Prof Vallabhaneni Sita Rama Das (5 February 1933 – 9 December 2010) was an Indian botanist and a fellow of Indian National Science Academy.

==Early life and education==
Rama Das was born on 5 February 1933 into an agriculture family in Gudlavalleru. Vankatappayya and Ratnamma were his father and mother. His family was into farm ownership. He did his BSc from Hindu College, Machilipatnam in 1951. He obtained his MSc in botany from Delhi University in 1953.

==Career==
After finishing his M.Sc, Rama Das went to Sweden to work with mycologist Elias Melin at Institute of Physiological Botany, Uppsala University.
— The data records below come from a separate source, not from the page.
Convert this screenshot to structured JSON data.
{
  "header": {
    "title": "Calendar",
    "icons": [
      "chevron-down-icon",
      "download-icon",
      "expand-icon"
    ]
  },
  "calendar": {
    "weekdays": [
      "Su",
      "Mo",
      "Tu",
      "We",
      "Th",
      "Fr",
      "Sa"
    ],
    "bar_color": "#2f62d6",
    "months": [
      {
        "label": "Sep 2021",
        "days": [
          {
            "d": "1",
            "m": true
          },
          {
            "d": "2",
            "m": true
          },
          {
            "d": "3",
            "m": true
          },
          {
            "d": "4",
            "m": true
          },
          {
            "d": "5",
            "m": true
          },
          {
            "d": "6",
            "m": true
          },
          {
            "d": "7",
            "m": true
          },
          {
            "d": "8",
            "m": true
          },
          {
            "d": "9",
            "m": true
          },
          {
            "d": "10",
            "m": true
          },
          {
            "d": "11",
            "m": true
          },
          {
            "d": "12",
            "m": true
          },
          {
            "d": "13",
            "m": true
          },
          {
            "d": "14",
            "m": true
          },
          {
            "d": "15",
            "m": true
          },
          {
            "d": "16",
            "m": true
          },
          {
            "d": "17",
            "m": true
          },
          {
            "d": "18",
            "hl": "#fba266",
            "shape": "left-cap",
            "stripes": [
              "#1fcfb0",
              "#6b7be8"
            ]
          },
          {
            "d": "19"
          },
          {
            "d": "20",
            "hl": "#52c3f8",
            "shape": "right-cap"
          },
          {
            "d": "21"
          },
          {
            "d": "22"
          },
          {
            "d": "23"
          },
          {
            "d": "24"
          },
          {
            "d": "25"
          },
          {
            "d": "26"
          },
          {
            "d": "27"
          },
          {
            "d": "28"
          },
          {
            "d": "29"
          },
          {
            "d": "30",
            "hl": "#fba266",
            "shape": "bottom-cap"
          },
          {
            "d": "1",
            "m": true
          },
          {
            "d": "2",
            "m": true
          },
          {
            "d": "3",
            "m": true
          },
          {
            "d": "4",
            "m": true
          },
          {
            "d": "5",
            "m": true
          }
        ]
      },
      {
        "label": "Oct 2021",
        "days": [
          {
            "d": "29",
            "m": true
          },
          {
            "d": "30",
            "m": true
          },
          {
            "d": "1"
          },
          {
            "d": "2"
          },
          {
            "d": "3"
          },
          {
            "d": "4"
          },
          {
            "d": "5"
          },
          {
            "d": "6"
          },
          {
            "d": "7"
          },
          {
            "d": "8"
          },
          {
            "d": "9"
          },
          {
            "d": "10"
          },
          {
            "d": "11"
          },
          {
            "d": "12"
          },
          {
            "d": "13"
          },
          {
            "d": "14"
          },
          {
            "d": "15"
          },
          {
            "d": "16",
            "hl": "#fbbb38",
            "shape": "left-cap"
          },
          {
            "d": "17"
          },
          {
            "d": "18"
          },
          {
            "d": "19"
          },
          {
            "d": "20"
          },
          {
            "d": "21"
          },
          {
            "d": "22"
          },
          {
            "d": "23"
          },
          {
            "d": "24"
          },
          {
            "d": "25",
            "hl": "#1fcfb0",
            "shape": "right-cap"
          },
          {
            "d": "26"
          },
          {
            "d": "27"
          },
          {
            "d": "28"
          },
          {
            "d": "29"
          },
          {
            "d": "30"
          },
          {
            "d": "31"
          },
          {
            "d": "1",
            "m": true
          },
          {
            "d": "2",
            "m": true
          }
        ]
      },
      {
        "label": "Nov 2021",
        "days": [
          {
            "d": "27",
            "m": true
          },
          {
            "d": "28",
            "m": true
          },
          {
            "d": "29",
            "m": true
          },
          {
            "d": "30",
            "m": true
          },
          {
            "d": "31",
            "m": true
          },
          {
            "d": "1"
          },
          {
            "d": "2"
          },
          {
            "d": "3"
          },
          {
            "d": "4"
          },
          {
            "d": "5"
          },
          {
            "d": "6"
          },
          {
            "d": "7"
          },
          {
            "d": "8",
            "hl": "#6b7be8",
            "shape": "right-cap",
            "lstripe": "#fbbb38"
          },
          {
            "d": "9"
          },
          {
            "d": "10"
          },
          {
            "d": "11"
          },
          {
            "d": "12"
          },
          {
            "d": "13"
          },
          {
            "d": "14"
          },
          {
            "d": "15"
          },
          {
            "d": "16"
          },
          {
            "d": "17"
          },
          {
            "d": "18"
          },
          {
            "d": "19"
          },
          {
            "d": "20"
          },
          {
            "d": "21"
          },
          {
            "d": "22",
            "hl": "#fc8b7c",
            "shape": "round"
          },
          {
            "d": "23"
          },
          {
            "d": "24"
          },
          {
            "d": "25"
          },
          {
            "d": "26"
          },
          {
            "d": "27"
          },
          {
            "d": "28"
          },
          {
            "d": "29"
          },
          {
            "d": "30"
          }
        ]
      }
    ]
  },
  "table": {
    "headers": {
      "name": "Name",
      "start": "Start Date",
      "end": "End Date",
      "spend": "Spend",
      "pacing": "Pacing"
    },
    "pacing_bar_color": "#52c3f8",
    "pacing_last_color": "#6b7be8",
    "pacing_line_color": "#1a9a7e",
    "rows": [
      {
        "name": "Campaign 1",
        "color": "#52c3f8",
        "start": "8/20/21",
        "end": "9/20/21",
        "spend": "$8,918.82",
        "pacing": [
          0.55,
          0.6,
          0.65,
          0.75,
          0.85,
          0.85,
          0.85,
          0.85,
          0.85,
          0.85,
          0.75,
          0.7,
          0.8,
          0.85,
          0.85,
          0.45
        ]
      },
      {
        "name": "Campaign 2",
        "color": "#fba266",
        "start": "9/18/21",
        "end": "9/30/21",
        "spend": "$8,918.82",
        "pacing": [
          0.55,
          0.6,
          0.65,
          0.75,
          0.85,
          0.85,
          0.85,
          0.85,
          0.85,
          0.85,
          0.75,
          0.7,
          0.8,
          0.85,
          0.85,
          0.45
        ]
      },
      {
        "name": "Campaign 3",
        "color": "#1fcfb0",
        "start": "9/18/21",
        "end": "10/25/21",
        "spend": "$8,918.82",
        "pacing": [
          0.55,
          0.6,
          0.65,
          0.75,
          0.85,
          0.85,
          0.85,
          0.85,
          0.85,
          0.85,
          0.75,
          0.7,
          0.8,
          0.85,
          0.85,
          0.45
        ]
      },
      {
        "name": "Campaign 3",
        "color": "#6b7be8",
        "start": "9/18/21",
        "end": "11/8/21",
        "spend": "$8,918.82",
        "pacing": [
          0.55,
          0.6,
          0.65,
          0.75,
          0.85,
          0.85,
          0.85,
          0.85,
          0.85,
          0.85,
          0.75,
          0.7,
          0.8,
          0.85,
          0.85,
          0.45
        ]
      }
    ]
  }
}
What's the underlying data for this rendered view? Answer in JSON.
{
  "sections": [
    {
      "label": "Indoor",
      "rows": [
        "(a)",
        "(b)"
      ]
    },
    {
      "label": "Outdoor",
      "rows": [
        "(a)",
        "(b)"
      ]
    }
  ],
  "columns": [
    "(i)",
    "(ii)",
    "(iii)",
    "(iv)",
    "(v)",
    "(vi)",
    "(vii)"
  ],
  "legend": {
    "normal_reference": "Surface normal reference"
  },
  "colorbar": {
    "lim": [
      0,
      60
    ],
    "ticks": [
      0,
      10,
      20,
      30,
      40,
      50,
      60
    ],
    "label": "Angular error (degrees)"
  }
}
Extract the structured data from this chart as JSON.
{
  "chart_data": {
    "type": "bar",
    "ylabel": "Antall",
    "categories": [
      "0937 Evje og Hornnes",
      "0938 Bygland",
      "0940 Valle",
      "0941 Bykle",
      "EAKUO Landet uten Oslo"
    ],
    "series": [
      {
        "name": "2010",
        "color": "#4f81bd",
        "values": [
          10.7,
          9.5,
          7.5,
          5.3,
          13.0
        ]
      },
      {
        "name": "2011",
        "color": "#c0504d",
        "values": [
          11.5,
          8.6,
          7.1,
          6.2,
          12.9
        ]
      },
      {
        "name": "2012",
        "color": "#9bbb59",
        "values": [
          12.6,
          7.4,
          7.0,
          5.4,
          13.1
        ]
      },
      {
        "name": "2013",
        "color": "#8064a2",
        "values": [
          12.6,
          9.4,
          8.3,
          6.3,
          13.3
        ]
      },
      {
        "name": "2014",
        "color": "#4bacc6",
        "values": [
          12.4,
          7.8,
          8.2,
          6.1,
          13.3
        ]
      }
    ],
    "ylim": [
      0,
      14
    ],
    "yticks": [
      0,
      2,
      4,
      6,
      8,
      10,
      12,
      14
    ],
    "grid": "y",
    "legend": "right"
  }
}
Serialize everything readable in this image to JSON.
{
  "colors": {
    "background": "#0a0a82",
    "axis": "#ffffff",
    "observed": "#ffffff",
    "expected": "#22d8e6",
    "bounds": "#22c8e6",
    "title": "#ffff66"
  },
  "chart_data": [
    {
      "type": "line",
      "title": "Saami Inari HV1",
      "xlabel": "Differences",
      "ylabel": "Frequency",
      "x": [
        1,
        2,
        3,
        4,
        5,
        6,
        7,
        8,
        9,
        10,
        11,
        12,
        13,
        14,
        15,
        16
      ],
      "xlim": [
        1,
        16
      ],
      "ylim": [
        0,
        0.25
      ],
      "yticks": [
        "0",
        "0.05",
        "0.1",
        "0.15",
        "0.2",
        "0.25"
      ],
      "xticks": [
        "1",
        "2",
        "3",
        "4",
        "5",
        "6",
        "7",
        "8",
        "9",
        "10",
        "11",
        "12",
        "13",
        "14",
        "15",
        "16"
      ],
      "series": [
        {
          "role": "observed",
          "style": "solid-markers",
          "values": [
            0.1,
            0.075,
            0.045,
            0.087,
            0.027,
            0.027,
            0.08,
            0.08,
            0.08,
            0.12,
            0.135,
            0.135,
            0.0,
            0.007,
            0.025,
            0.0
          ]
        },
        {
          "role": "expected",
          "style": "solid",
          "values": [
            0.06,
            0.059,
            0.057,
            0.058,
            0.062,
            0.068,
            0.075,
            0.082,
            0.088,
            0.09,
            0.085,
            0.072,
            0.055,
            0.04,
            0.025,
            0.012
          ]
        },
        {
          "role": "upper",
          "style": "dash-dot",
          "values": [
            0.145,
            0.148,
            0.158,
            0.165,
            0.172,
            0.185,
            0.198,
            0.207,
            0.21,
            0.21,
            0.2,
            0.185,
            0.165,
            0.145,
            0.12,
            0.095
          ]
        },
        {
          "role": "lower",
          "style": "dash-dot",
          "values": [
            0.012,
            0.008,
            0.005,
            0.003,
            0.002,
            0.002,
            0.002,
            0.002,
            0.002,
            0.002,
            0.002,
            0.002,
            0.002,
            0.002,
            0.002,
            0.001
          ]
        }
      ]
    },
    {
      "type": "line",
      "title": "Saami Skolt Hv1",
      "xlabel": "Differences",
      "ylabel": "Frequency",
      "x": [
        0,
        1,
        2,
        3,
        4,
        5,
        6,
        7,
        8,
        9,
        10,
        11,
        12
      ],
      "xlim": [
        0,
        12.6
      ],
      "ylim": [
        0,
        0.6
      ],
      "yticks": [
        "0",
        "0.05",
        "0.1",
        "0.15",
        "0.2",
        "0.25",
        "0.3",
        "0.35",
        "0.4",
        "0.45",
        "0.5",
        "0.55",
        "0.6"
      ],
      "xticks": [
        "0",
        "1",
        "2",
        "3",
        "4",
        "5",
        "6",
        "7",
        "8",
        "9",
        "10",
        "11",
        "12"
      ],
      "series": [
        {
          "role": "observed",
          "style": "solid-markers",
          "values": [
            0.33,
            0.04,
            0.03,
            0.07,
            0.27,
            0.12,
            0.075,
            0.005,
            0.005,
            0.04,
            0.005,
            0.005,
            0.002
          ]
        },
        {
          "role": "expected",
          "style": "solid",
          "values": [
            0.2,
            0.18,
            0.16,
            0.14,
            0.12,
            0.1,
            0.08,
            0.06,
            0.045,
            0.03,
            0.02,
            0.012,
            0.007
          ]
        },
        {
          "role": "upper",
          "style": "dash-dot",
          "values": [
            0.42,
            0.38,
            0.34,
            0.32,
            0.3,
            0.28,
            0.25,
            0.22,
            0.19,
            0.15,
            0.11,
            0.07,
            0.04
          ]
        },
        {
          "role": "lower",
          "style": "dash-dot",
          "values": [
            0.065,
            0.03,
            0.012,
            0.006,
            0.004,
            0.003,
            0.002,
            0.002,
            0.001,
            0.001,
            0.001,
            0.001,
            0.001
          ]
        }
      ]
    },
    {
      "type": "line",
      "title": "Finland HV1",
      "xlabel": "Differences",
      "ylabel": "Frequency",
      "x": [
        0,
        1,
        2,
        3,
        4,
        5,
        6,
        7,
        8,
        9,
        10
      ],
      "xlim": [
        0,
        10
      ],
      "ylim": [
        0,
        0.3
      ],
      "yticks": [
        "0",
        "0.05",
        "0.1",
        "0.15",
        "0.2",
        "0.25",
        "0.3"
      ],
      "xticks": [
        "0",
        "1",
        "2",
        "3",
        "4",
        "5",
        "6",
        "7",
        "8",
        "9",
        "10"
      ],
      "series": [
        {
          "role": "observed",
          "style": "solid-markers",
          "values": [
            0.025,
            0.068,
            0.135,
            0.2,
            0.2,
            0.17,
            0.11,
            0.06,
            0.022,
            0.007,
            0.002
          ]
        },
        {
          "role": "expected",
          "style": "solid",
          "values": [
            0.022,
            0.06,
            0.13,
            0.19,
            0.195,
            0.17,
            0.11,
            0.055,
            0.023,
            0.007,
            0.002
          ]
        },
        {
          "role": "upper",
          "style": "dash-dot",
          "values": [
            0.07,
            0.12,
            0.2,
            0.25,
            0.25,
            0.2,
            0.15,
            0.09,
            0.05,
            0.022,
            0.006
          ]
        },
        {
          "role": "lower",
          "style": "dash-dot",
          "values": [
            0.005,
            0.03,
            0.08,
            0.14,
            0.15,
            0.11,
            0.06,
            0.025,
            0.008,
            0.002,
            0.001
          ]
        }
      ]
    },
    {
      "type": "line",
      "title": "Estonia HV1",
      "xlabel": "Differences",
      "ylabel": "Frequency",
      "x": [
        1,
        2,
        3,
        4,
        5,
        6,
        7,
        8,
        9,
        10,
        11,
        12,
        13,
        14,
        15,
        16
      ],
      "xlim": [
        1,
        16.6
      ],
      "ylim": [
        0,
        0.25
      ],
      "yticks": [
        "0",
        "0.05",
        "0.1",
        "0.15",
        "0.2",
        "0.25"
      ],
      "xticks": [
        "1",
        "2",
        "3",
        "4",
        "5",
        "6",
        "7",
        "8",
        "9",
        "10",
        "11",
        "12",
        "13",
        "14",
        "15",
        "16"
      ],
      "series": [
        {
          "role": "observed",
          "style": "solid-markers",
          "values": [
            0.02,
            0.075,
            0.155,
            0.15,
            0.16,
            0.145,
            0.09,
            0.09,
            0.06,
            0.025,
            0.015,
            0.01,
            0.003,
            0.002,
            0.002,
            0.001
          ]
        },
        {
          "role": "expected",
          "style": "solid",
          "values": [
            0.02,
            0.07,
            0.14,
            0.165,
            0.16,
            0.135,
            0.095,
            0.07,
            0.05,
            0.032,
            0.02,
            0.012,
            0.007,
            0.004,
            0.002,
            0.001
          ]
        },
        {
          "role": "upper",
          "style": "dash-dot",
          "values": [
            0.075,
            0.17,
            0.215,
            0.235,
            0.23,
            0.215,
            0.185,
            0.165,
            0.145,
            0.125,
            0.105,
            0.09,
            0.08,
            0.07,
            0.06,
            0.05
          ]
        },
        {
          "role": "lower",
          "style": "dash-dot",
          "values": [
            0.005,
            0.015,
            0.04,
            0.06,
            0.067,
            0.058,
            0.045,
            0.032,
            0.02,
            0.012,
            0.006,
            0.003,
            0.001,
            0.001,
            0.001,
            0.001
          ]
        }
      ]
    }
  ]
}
At University of Uppsala, Rama Das worked on physiology of tree mycorrhiza. After that, Rama Das obtained DPhil in 1957 from the University of Oxford. For his D.Phil, he worked on metabolism of isolated chloroplasts. He did this study under Professor WO James. Then he worked at the University of Allahabad as Assistant professor of botany from 1957 to 1959. After that, he started his career at the SV University, Tirupati, as lecturer. He was later promoted to reader, then professor, and then head of the Botany Department. He also worked as dean, Faculty of Sciences, principal of the University College and later as rector at the SV University. He worked at SV University until 1988. He visited the University of California at Berkeley in 1959 to work with Professor Daniel Arnon. He also worked at the Memorial University of Newfoundland St. John’s NFLD, Canada, in 1967-69. He worked at the Central University at Hyderabad from 1988 to 1993 in the School of Life Sciences, where he was also CSIR Emeritus Scientist and professor emeritus till 1999. Thereafter, he served as visiting professor in Biotechnology at Nagarjuna University till 2005.

==Scientific contributions==
Rama Das’s doctoral work was on photosynthesis and it resulted in isolation of biochemically pure chloroplasts for the first time, uncontaminated by the mitochondria. His main research activity was in the area of plant physiology covering photosynthesis. He carried out research in relation to foliar solar tracking behavior and photosynthesis. In 2004, he published a monograph on photosynthesis. Under his guidance, twenty students researched in plant physiology and obtained PhD from the SV university. He conducted several research projects as the principal investigator. These projects were sponsored by the Department of Atomic Energy, Government of India, Indian Council of Agricultural Research, US Department of Agriculture, Department of Science and Technology, Government of India and United Nations Environment Programme. He has authored over 200 research papers.

==Personal life==
Rama Das married Ahalya Vemuri on 22 June 1951. They had a daughter, Kausalya Yarlagadda and son, Ravi Vallabhaneni.

==Death==
Rama Das died on 9 December 2010.

==Honours and awards==
Rama Das was awarded for Outstanding Achievement in Biological Sciences by FICCI for the year 1978. He received the Birabal Sahni Gold Medal by Indian Botanical Society in 1985. He was awarded JJ Chinoy Memorial Medal by Indian Society for Plant Physiology in1979. He was honored with Honor Summas Medal by Watumull Foundation, USA for the year 1987. He was awarded JC Bose Award by UGC for the year 1991 and the professor SB Saksene Memorial Award by INSA in 1996. He was president of the Indian Society for Plant Physiology for the year 1973 and Andhra Pradesh Akademi of Sciences for the year 1978-79. He was UGC National Lecturer in Botany twice, once in 1978-79 and the second time in 1985-86. He was also elected Fellow of the Indian Academy of Sciences, Bangalore; and the National Academy of Agricultural Sciences, New Delhi.